7. The Amazing Spider-Man (2012)
Amazing Spider-Man‘s main problem is that it hit theaters a mere five years after the last Raimi film, and little changed between the two versions. Sure, Marc Webb subbed out Mary Jane for an earlier Peter Parker flame, Gwen Stacey. But the audience had to suffer through Uncle Ben dying again. And the added mystery of “What happened to Peter’s parents” only served to tax the tear ducts of the characters as much as those in the Raimi films.
Still, Andrew Garfield’s efforts to spin his own web often succeeded: He was quippier and more seductive than Maguire, and his charm buoyed the film. The movie even matched the famous Spidey-MJ kiss with its own version, Peter spinning a web around Gwen’s hips to pull her into him for their first smooch. TIME reviewer Mary Pols cited the then-real-life-couple as the highlight of the movie: “Garfield and Stone have serious chemistry…I look forward to seeing more of them together, and I suspect audiences will too.”
6. Spider-Man: Far From Home (2019)
Spider-Man: Far From Home could have been just a serviceable entry in the ever-expanding Marvel Cinematic Universe: Heaven knows this movie name drops Iron Man probably more than Spidey himself as Peter struggles with how to cope with losing (another) father figure after the events of Avengers: Endgame. But the one upside of so many superheroes flooding our theaters is that the writers feel free to play with the formula a bit. The villain in this movie reveals a particularly meta plot to exploit the world’s obsession with superheroes and gullibility concerning their powers. Marvel is so powerful right now that they can actually make fun of their audience for loving their movies, during their movies.
But really it’s the actors, not their characters’ machinations, that elevate this movie on the list. Jake Gyllenhaal has leading-man looks and almost played Spider-Man himself once upon a time, but he has thrived in recent years when playing deranged weird guys in movies like Nightcrawler, Okja and Velvet Buzzsaw. He taps into those instincts here, to delightful ends. And Zendaya gets a thankfully beefed-up part in this second film as Peter’s love interest, MJ.
5. Spider-Man: Homecoming (2017)
The latest reboot of the Spider-Man franchise starring Tom Holland is a “homecoming” to the original comic book conceit that Peter Parker is just a stressed-out teen. Firmly planted in high school (this Peter is just 15 years old), Holland’s Spider-Man is a wisecracking kid who still has plenty of tricks to learn from his mentor Iron Man.

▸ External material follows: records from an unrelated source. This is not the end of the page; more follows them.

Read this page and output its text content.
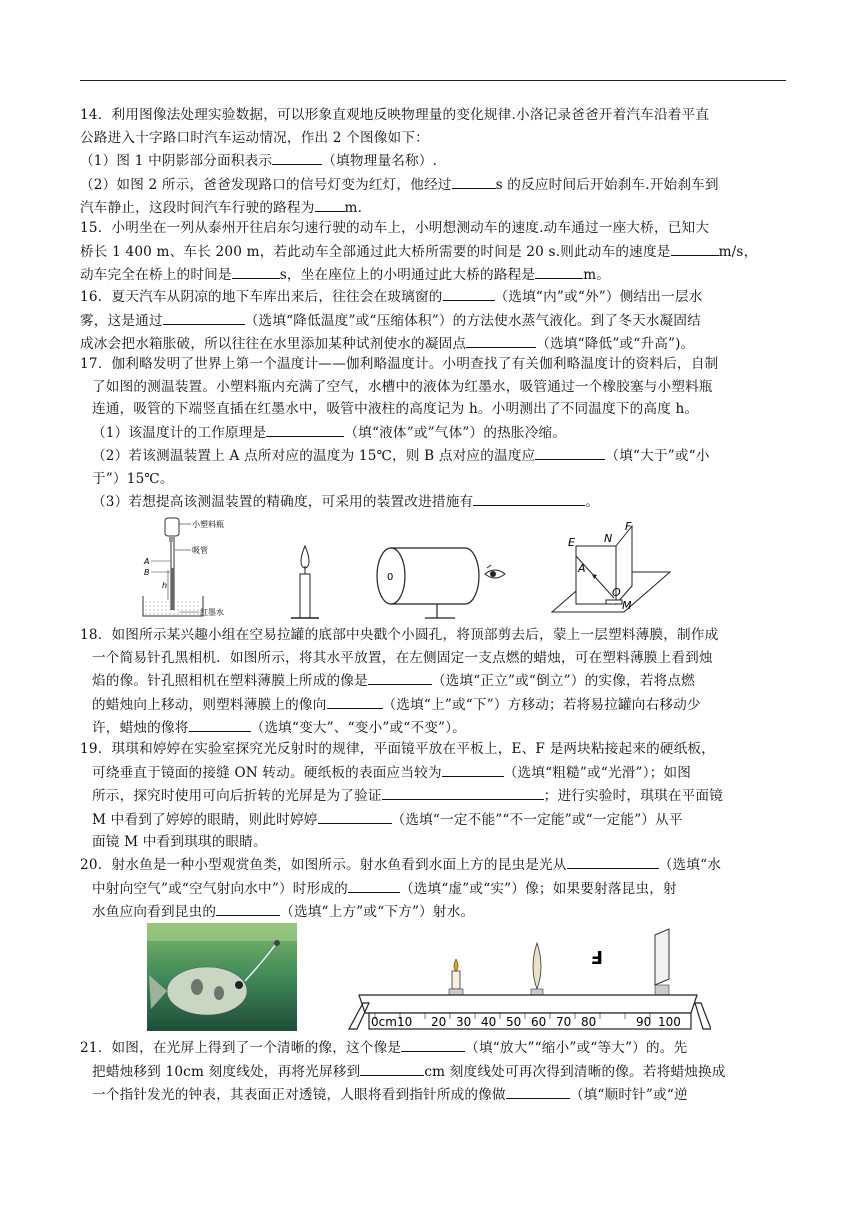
14．利用图像法处理实验数据，可以形象直观地反映物理量的变化规律.小洛记录爸爸开着汽车沿着平直

公路进入十字路口时汽车运动情况，作出 2 个图像如下：

（1）图 1 中阴影部分面积表示	（填物理量名称）.

（2）如图 2 所示，爸爸发现路口的信号灯变为红灯，他经过	s 的反应时间后开始刹车.开始刹车到

汽车静止，这段时间汽车行驶的路程为 m.

15．小明坐在一列从泰州开往启东匀速行驶的动车上，小明想测动车的速度.动车通过一座大桥，已知大

桥长 1 400 m、车长 200 m，若此动车全部通过此大桥所需要的时间是 20 s.则此动车的速度是	m/s，

动车完全在桥上的时间是	s，坐在座位上的小明通过此大桥的路程是	m。

16．夏天汽车从阴凉的地下车库出来后，往往会在玻璃窗的	（选填“内”或“外”）侧结出一层水

雾，这是通过	（选填“降低温度”或“压缩体积”）的方法使水蒸气液化。到了冬天水凝固结

成冰会把水箱胀破，所以往往在水里添加某种试剂使水的凝固点	（选填“降低”或“升高”)。

17．伽利略发明了世界上第一个温度计——伽利略温度计。小明查找了有关伽利略温度计的资料后，自制

了如图的测温装置。小塑料瓶内充满了空气，水槽中的液体为红墨水，吸管通过一个橡胶塞与小塑料瓶

连通，吸管的下端竖直插在红墨水中，吸管中液柱的高度记为 h。小明测出了不同温度下的高度 h。

（1）该温度计的工作原理是	（填“液体”或”气体”）的热胀冷缩。

（2）若该测温装置上 A 点所对应的温度为 15℃，则 B 点对应的温度应	（填“大于”或“小

于”）15℃。

（3）若想提高该测温装置的精确度，可采用的装置改进措施有	。

小塑料瓶
吸管
A
B
h
红墨水
0
E	N
F
A
O
M

18．如图所示某兴趣小组在空易拉罐的底部中央戳个小圆孔，将顶部剪去后，蒙上一层塑料薄膜，制作成

一个简易针孔黑相机．如图所示，将其水平放置，在左侧固定一支点燃的蜡烛，可在塑料薄膜上看到烛

焰的像。针孔照相机在塑料薄膜上所成的像是	（选填“正立”或“倒立”）的实像，若将点燃

的蜡烛向上移动，则塑料薄膜上的像向	（选填“上”或“下”）方移动；若将易拉罐向右移动少

许，蜡烛的像将	（选填“变大”、“变小”或“不变”）。

19．琪琪和婷婷在实验室探究光反射时的规律，平面镜平放在平板上，E、F 是两块粘接起来的硬纸板，

可绕垂直于镜面的接缝 ON 转动。硬纸板的表面应当较为	（选填“粗糙”或“光滑”）；如图

所示，探究时使用可向后折转的光屏是为了验证	；进行实验时，琪琪在平面镜

M 中看到了婷婷的眼睛，则此时婷婷	（选填“一定不能”“不一定能”或“一定能”）从平

面镜 M 中看到琪琪的眼睛。

20．射水鱼是一种小型观赏鱼类，如图所示。射水鱼看到水面上方的昆虫是光从	（选填“水

中射向空气”或“空气射向水中”）时形成的	（选填“虚”或“实”）像；如果要射落昆虫，射

水鱼应向看到昆虫的	（选填“上方”或“下方”）射水。

F
0cm 10 20 30 40 50 60 70 80	90 100

21．如图，在光屏上得到了一个清晰的像，这个像是	（填“放大”“缩小”或“等大”）的。先

把蜡烛移到 10cm 刻度线处，再将光屏移到	cm 刻度线处可再次得到清晰的像。若将蜡烛换成

一个指针发光的钟表，其表面正对透镜，人眼将看到指针所成的像做	（填“顺时针”或“逆
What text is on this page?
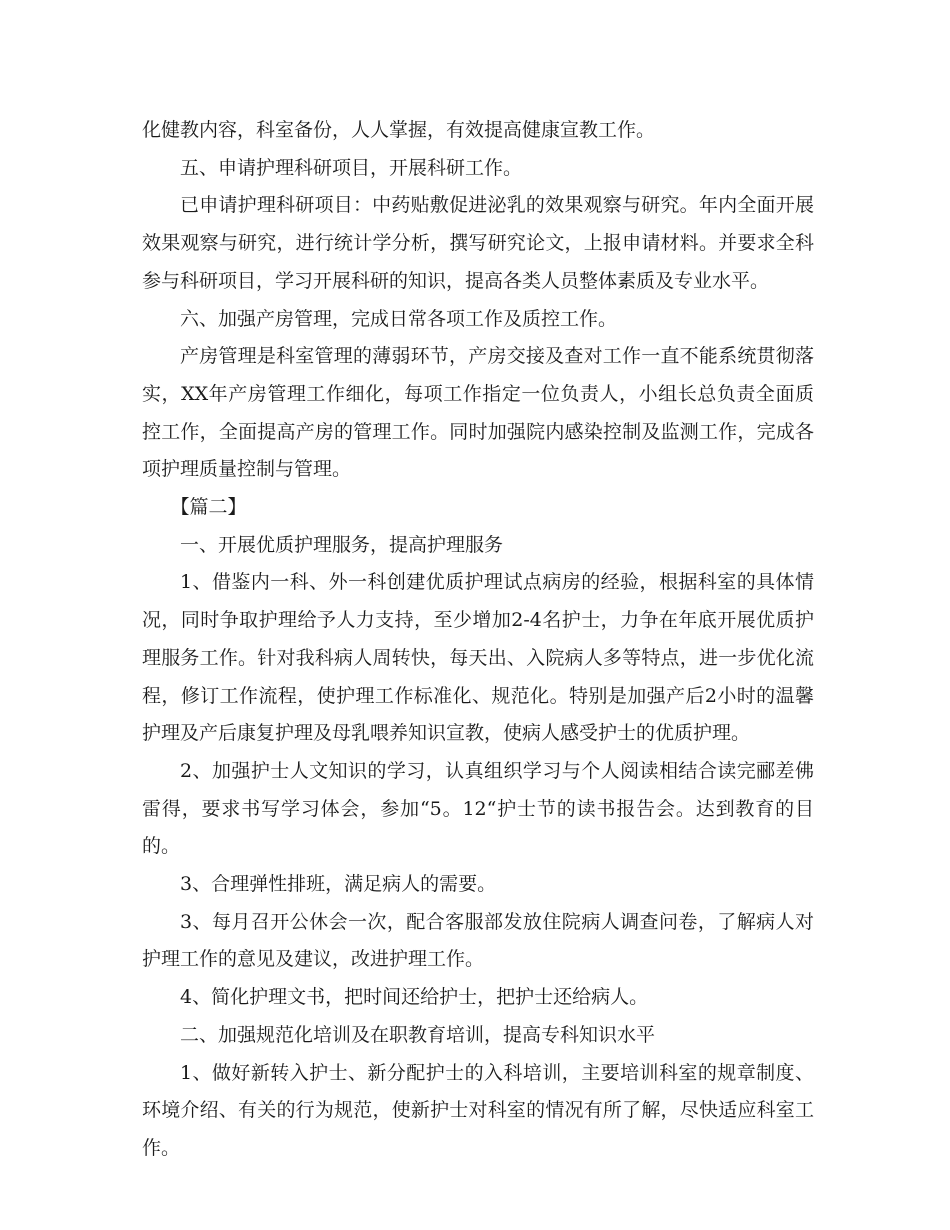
化健教内容，科室备份，人人掌握，有效提高健康宣教工作。

五、申请护理科研项目，开展科研工作。

已申请护理科研项目：中药贴敷促进泌乳的效果观察与研究。年内全面开展效果观察与研究，进行统计学分析，撰写研究论文，上报申请材料。并要求全科参与科研项目，学习开展科研的知识，提高各类人员整体素质及专业水平。

六、加强产房管理，完成日常各项工作及质控工作。

产房管理是科室管理的薄弱环节，产房交接及查对工作一直不能系统贯彻落实，XX年产房管理工作细化，每项工作指定一位负责人，小组长总负责全面质控工作，全面提高产房的管理工作。同时加强院内感染控制及监测工作，完成各项护理质量控制与管理。

【篇二】

一、开展优质护理服务，提高护理服务

1、借鉴内一科、外一科创建优质护理试点病房的经验，根据科室的具体情况，同时争取护理给予人力支持，至少增加2-4名护士，力争在年底开展优质护理服务工作。针对我科病人周转快，每天出、入院病人多等特点，进一步优化流程，修订工作流程，使护理工作标准化、规范化。特别是加强产后2小时的温馨护理及产后康复护理及母乳喂养知识宣教，使病人感受护士的优质护理。

2、加强护士人文知识的学习，认真组织学习与个人阅读相结合读完郦差佛雷得，要求书写学习体会，参加“5。12“护士节的读书报告会。达到教育的目的。

3、合理弹性排班，满足病人的需要。

3、每月召开公休会一次，配合客服部发放住院病人调查问卷，了解病人对护理工作的意见及建议，改进护理工作。

4、简化护理文书，把时间还给护士，把护士还给病人。

二、加强规范化培训及在职教育培训，提高专科知识水平

1、做好新转入护士、新分配护士的入科培训，主要培训科室的规章制度、环境介绍、有关的行为规范，使新护士对科室的情况有所了解，尽快适应科室工作。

Though the film is chock-full of references to the Marvel Cinematic Universe — Homecoming is the first collaboration between Sony and Marvel Studios since Sony bought the rights to Spider-Man from Marvel back in the 1990s — it smartly skips over Peter’s much-told origin story. The result is something lighter and funnier than the dour superhero movies of late. Indeed, it’s the lightest Spider-Man to hit the big screen.
“It’s a relief to see a superhero engaged in deeply human activities, like getting ready for a date with a girl he really likes,” writes TIME’s critic, Stephanie Zacharek. “This Spider-Man is still just a kid, after all, and he has no energy for existential angst — just dealing with hormones is enough.
4. Spider-Man: No Way Home
A more mature film than its Disney-fied predecessors, the third and final installment in Holland’s Homecoming trilogy sees our hero, once surrounded by friends and fellow Avengers, confronting the loneliness of being a superhero and the pain of failing those you love. Those lessons are necessary for Peter’s heroic arc, and No Way Home manages to find a new and often moving way to show Peter’s transformation from teen to adult.
This multiversal movie offers plenty of delights in the form of surprise cameos from past Spider-Man franchises, but it also gets occasionally bogged down in the Marvel-ness of it all. It revels in its fan service at the expense of quieter moments when Holland’s Spider-Man might have reflected upon the tectonic shifts taking place in his life. But the ending of Spider-Man: No Way Home—which we won’t spoil—left us excited for the next chapter in Peter’s adventure.
3. Spider-Man (2002)
The original Spider-Man, which starred Tobey Maguire, Kirsten Dunst and James Franco, helped launch the modern superhero era. Equal parts muscles and malaise, Maguire’s Peter Parker perfectly embodied the overwhelmed teen. The movie set the stage for a bildungsroman that would bloom over the course of three films. It also offered up the best superhero villains to hit the silver screen, Willem Dafoe’s cackling Goblin, and one of the most famous kisses in cinematic history.
TIME’s film critic Richard Corliss predicted that the franchise would turn into a hit. “In emphasizing angst over energy, the movie is much like its hero — not the dashing crime fighter in a red-and-black bodysuit but the introspective nerd who both endears and exasperates,” he wrote. “Why shouldn’t there be growing pains in the Spider–Man movie? Just as Peter’s transformation is a process of trial and error, so the series may be able to mature in the planned sequels.”
2. Spider-Man 2 (2004)
Heralded as one of the best superhero movies ever made, Sam Raimi’s second Spider-Man movie focused on the human behind the mask. Spider-Man 2 strikes a balance between the teen angst of the first film and impressive special effects, with one question driving the drama: what if Peter Parker doesn’t want the great Spidey powers, or the great responsibility that comes with it?
Doc Oc (Alfred Molina) doesn’t quite measure up to the Goblin, but the rest of the plot more than compensates for Dafoe’s absence. Spider-Man 2 was the rare action film with whip-smart dialogue, likely thanks to novelist and comic book lover Michael Chabon, who helped write the film. Though TIME did not review Spider-Man 2, Roger Ebert only had nice things to say at the time: “Now this is what a superhero movie should be.”
1. Spider-Man: Into the Spider-verse (2018)
Chris Miller and Phil Lord, the braintrust behind The Lego Movie and 21 Jump Street, produced a delightfully irreverent movie. For once, the spider’s victim wasn’t Peter Parker but instead Miles Morales, a half-black, half-Hispanic teen living in Brooklyn (voiced by Shameik Moore). Once Miles is bit, the way he sees the world changes—literally. Suddenly he starts thinking in comic-styled text boxes. Wiggly lines emerge from his head when his Spidey senses engage.
Those senses help him detect other Spider-people, which is lucky because once the villain rips a hole in the space-time continuum, several other Spideys come flooding into Miles’ universe. Among Miles’ mentors are a 40-year-old Peter Parker described by Miles a “janky, old, broke hobo Spider-Man,” and Peter Porker, a.k.a. Spider-Ham.As the first mainstream film to introduce the concept of the multiverse into modern superhero filmmaking, Spider-verse is quickly becoming one of the most influential films of all time.
But Spider-verse ranks #1 because the Oscar-winnning movie’s visual and storytelling innovations reinvigorated a tired genre and set a new bar for future superhero films and promised a future where someone other than Peter Parker wears the mask.